Die Mücken orientieren sich an Düften. Vor allem Schweißgeruch wirkt wie ein Magnet auf sie, wegen der Zersetzungsprodukte wie Buttersäure und Ammonium. Deshalb sollte man sich mit parfümfreier Kosmetik gründlich duschen. Man kann auch Insektenabwehrmittel kaufen, mit denen man sich einreibt. Darin enthalten sind Düfte, die die Mücken eklig finden. Sie setzen sich dann gar nicht auf die Haut und ihren Rüssel nicht an. Es gibt auch Mittel, mit denen man die Kleidung einsprühen kann. Aus der Wohnung kann man die Mücken mit Moskitonetzen fernhalten. Das ist vor allem zu empfehlen, wenn man auf dem Land wohnt.

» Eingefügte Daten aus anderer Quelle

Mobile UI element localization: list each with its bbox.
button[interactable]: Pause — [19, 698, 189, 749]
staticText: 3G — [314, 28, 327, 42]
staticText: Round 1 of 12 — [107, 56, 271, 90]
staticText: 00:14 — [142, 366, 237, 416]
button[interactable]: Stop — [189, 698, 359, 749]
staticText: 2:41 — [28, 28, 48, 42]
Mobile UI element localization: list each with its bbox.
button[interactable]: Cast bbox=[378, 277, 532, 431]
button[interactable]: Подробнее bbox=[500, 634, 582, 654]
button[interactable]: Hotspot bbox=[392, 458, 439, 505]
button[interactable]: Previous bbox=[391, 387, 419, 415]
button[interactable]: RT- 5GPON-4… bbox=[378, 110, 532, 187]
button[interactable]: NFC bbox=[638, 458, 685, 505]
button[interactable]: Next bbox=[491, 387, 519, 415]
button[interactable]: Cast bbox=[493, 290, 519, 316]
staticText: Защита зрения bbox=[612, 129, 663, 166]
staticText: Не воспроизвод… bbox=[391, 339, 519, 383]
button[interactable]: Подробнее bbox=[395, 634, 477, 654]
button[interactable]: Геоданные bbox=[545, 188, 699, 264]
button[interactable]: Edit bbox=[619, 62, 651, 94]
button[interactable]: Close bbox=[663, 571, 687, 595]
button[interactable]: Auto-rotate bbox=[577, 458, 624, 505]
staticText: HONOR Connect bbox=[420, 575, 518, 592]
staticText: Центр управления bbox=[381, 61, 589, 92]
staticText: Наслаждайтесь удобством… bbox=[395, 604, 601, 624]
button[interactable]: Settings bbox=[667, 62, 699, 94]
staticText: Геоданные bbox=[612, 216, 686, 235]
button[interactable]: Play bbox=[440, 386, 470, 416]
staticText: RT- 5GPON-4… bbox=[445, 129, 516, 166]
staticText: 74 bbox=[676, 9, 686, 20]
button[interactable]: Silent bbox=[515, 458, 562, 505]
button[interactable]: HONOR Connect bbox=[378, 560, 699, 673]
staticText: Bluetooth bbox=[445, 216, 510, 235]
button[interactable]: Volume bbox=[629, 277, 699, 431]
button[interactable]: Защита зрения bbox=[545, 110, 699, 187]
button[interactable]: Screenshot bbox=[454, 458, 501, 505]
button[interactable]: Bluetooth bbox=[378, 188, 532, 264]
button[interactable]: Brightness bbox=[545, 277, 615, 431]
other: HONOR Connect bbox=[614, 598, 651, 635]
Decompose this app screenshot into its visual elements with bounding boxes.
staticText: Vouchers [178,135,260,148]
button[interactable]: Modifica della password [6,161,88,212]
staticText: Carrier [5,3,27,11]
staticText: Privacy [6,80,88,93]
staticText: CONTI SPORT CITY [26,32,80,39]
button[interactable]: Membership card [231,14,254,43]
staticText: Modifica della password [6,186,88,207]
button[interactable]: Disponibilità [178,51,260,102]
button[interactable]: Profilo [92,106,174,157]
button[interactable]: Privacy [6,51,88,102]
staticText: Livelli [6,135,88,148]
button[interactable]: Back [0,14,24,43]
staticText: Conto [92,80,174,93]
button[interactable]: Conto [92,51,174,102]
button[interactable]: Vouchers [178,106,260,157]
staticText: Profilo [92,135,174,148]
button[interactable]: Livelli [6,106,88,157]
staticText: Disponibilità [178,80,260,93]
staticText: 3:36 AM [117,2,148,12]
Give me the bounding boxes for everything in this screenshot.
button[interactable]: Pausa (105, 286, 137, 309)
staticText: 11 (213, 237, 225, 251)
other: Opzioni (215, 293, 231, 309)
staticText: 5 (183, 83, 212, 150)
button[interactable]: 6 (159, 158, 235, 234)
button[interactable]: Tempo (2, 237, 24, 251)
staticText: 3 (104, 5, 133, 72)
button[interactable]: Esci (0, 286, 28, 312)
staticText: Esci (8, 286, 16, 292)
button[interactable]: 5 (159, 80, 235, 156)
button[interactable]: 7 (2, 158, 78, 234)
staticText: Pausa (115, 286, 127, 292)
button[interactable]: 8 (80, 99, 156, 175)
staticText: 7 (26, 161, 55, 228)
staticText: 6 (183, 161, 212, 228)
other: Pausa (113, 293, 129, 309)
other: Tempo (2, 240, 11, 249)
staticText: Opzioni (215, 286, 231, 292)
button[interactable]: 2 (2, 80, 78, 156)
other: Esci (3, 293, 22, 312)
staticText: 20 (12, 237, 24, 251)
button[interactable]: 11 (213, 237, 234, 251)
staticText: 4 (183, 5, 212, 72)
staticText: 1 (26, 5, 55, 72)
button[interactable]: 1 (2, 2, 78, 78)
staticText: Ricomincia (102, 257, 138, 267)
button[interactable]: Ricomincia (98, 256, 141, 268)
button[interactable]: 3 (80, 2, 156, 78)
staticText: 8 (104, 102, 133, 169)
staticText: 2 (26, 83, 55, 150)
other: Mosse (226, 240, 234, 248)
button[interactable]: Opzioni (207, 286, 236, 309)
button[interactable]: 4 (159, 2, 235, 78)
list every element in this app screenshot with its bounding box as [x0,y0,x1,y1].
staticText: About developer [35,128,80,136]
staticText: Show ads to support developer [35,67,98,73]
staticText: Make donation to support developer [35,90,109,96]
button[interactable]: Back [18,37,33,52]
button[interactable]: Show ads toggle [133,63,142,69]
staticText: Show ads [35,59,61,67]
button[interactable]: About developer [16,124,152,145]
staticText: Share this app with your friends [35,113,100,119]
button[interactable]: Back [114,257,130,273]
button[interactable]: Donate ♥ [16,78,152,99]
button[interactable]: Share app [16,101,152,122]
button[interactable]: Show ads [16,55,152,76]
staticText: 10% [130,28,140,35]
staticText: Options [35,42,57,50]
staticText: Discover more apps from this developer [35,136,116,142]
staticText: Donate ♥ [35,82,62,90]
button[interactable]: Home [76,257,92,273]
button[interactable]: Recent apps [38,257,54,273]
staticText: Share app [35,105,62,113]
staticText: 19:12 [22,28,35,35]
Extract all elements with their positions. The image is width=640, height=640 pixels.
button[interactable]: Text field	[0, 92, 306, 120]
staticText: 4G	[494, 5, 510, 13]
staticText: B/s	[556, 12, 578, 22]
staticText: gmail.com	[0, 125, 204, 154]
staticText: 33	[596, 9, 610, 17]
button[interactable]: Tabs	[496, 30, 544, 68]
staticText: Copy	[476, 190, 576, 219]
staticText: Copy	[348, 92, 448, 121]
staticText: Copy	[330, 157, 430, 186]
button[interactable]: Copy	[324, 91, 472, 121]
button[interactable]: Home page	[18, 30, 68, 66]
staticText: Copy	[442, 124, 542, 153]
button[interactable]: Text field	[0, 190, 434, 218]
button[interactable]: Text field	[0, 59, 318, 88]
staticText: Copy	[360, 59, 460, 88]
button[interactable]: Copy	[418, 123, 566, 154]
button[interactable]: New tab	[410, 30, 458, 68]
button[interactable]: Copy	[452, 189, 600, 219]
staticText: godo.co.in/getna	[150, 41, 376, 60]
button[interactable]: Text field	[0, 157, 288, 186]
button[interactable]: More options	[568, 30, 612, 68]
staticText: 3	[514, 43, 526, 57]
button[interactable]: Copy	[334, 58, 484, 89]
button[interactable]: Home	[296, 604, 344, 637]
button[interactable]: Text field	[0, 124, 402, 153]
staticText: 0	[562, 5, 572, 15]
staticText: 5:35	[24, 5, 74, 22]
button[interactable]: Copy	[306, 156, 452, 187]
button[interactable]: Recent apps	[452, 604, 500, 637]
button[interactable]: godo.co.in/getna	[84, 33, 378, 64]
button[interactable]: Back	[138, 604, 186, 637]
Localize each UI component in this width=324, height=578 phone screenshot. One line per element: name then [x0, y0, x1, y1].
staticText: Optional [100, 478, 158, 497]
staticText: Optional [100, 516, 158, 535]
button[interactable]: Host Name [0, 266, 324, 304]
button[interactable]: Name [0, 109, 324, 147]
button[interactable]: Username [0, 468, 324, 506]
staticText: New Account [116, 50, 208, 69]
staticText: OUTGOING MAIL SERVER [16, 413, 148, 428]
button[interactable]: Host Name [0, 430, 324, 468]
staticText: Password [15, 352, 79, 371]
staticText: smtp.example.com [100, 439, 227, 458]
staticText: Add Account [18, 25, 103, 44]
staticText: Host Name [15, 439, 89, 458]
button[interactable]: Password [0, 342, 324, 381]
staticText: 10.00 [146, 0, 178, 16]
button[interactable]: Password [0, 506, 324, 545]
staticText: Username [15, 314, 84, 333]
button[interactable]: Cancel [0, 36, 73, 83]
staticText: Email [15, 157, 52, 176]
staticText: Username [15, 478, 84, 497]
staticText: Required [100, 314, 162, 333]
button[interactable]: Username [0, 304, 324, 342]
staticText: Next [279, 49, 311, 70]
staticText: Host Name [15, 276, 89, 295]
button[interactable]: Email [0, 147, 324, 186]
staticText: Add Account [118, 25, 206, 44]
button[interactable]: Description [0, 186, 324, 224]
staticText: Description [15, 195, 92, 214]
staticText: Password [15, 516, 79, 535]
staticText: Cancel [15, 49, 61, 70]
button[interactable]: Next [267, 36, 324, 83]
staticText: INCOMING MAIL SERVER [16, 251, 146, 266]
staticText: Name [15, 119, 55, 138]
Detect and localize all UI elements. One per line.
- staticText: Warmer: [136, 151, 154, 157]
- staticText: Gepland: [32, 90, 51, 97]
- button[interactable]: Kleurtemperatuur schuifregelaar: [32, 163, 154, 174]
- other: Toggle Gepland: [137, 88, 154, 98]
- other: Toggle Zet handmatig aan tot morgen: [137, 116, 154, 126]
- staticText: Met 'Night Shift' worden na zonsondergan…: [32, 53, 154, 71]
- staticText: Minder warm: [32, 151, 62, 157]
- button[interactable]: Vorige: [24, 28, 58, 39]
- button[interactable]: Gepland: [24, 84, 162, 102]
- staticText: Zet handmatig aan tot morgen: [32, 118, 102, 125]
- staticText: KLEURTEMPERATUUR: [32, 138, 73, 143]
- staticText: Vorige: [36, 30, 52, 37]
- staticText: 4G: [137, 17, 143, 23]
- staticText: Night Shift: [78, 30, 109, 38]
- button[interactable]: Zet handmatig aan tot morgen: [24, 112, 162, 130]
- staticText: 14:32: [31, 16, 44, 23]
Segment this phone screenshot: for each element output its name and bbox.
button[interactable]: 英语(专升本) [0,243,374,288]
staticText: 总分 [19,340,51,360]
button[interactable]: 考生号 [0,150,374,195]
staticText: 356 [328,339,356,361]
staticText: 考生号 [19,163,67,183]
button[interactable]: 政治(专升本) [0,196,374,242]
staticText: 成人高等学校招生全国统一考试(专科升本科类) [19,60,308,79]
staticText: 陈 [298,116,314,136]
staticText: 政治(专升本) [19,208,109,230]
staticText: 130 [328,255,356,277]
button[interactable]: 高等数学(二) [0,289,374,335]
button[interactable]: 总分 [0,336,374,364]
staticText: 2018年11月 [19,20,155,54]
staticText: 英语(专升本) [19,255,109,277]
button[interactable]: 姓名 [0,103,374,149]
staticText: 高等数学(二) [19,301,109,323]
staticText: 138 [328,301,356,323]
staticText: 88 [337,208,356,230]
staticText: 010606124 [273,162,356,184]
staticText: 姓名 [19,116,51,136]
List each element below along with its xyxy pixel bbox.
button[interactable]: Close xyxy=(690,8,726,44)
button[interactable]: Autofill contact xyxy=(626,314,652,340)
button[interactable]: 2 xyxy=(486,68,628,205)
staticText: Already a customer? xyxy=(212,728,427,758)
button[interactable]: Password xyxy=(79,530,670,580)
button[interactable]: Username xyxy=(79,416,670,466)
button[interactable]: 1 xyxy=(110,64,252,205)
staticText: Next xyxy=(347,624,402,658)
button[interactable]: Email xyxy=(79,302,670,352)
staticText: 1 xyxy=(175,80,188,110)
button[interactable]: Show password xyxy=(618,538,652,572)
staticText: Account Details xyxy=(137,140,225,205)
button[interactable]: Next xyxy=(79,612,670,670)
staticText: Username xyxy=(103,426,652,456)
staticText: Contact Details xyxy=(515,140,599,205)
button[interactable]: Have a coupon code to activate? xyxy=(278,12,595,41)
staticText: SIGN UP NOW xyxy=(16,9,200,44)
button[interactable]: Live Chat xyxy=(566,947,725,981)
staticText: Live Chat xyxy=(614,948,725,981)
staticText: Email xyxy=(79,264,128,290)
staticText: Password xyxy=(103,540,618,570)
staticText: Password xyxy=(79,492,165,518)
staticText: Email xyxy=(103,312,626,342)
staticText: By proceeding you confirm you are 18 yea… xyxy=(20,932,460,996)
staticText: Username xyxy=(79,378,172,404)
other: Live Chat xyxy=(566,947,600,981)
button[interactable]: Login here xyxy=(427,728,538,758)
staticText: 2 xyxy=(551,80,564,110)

Spielt auch die Ernährung eine Rolle?

Ja. Auch Kohlendioxid aus der Atemluft zieht die Mücken an. Deshalb empfiehlt es sich, zum Beispiel keinen Reis zu essen. Kohl dagegen schreckt die Tiere ab. Also wenn Sie Mücken anlocken wollen: Essen Sie Reis, parfümieren Sie sich stark und duschen Sie nicht.

Und wann wird die Mückenplage vorbei sein?

Das wir erst mal so weiter gehen. Die Mücken, die sich innerhalb von zwei Wochen entwickeln, vermehren sich ja dann auch wieder. Aber wenn wir eine trockene Phase bekommen, wird es sich normalisieren.